Sylvia sat down next to him. "Why else would I help you with these binders? They're darned heavy to carry around."
"Poor Sylvia, what will we do with her?" Nick rubbed her back. "Bad back?"
She nodded her head. "Uh-huh."
He lifted her legs onto his lap and massaged her calves. "And your legs. They must be killing you?" Running his hands along her smooth legs sent a current of desire through his body. He had forgotten the touch of a woman's body, forgotten seduction's joyous impatience.
"As a matter of fact, yes." Sylvia pointed to a spot that needed particular attention, and he obliged. "That feels much better."
"And your feet?" Nick threw off her loafers. "To think they had to carry around such an enormous load."
"Stop," Sylvia cried. "That tickles. Stop it now."
"What, this tickles?" He ran his fingers lightly over her stockinged toes. "I don't believe it."
"Please stop." But her command dissolved into laughter. "I'm begging you."
Nick paused momentarily, allowing Sylvia to place her feet on the floor. "What will you give me?"
She smiled coyly. "How about I try and elevate your top number?"
"I don't know. That's pretty serious stuff. How high do you think you can get it? An eight?"
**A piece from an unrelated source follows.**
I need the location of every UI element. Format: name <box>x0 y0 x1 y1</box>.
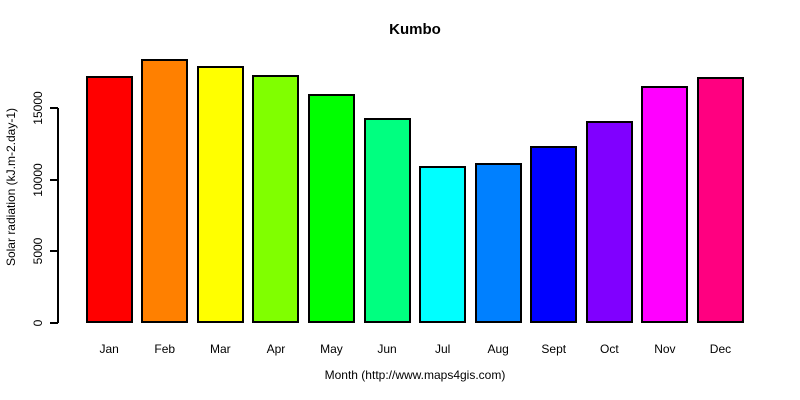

"Definitely higher." Sylvia gently bit Nick's lower lip, then caressed his neck.
"A nine?"
She straddled him. Slowly, she unbuttoned her shirt until it hung open before him. "Higher."
"Higher than a nine? Nothing's perfect."
Sylvia unsnapped her brassiere and gently rubbed each breast in turn across his open mouth. "Take that back."
Nick closed his eyes and nodded his head. He had decided to go for the ten.
CHAPTER 32
Nick arrived at the office the next morning, eager to begin work on a document that would be sent to institutional shareholders- naturally, under the Chairman's name- detailing steps the bank would take to cut costs, increase efficiency, and better operating margins. All were measures designed to improve financial performance over the next five years. He set to work drafting an outline, but after only a few minutes he discovered it impossible to concentrate. Images of Sylvia flooded his mind. He saw the curve of her waist. He felt her firm belly. He ran his hands over her endless legs. Without speaking, she made him smile; without moving, she made him wince; without breathing, she made him pant.
Abruptly, Nick rolled his chair away from the desk. He rubbed his hands slowly on his thighs, requiring some physical assurance that it was him having these thoughts- the same man who only two months before had left behind a woman who loved him and whom, he was afraid to admit, he might still love. You're a cad, he thought, jumping at the first woman who comes your way. You betrayed her. No, a calmer voice objected, Anna belongs to your past. She's safer there.
At half past nine, Rita Sutter tucked her head into his office.
"Good morning, Mr. Neumann. You arrived early this morning."